One day before the U.K. is widely expected to formally begin its departure from the European Union, Scottish lawmakers took another crucial step toward voting on a departure of their own.

By a 69-59 vote Tuesday, members of Scottish Parliament backed First Minister Nicola Sturgeon's pursuit of a new independence referendum. The motion grants Sturgeon the authority to negotiate with the U.K. government in London on behalf of Edinburgh, placing Scotland one step closer to granting its voters another say on whether to leave the United Kingdom.

The move comes fewer than three years after Scotland last voted on declaring independence. In that 2014 referendum, 55 percent of Scottish voters chose to stay in the union.

Yet Sturgeon argues that the U.K.'s June 2016 decision to leave the European Union — a decision Scottish voters rejected to the tune of 62 percent to 38 percent — has changed the political situation sufficiently to warrant a second referendum.

"What Scotland deserves, in the light of the material change of circumstances brought about by the Brexit vote, is the chance to decide our future in a fair, free and democratic way — and at a time when we are equipped with the facts we need," the Scottish first minister and head of the Scottish National Party declared earlier this month.

Support comes from

Theresa May staunchly disagrees.

The U.K. prime minister, who is set to trigger the country's exit from the EU on Wednesday, has repeatedly said that "now is not the time" for a referendum, the BBC reports.

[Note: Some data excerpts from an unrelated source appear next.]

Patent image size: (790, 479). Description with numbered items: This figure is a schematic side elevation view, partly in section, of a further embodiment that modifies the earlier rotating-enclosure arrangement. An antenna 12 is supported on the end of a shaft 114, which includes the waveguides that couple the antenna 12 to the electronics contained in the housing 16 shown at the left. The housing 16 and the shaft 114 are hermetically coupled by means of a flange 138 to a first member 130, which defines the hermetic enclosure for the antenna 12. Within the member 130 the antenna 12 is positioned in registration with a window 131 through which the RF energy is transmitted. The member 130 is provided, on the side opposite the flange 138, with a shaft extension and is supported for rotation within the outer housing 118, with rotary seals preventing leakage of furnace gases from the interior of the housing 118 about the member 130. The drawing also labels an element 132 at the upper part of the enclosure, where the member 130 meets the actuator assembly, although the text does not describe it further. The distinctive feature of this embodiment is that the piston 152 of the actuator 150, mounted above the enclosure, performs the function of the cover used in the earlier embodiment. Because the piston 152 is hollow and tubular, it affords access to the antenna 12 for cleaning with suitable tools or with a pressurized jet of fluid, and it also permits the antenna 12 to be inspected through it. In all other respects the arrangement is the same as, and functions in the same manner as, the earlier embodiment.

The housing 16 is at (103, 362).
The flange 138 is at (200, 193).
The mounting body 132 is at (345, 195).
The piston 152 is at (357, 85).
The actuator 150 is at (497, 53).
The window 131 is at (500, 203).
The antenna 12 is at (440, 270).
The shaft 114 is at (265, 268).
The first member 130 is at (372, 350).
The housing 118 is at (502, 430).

After Tuesday's vote, a U.K. government spokeswoman rejected the idea of a referendum, which could take place as early as fall 2018 under Sturgeon's proposal — in other words, before Brexit negotiations are expected to formally wrap up.

"It would be unfair to the people of Scotland to ask them to make a crucial decision without the necessary information about our future relationship with Europe, or what an independent Scotland would look like," the official said, according to Reuters.

During debate over the motion passed Tuesday, Sturgeon reaffirmed Scotland's "right to choose between Brexit — possibly a very hard Brexit — or becoming an independent country, able to chart our own course and create true partnership of equals across these islands."

And, Sturgeon added, she would not be deterred if the U.K. government declined to negotiate over the proposed referendum.

"If it chooses not to do so, I will return to the [ScottishParliament following the Easter recess to set out the steps that the Scottish government will take to progress the will of parliament."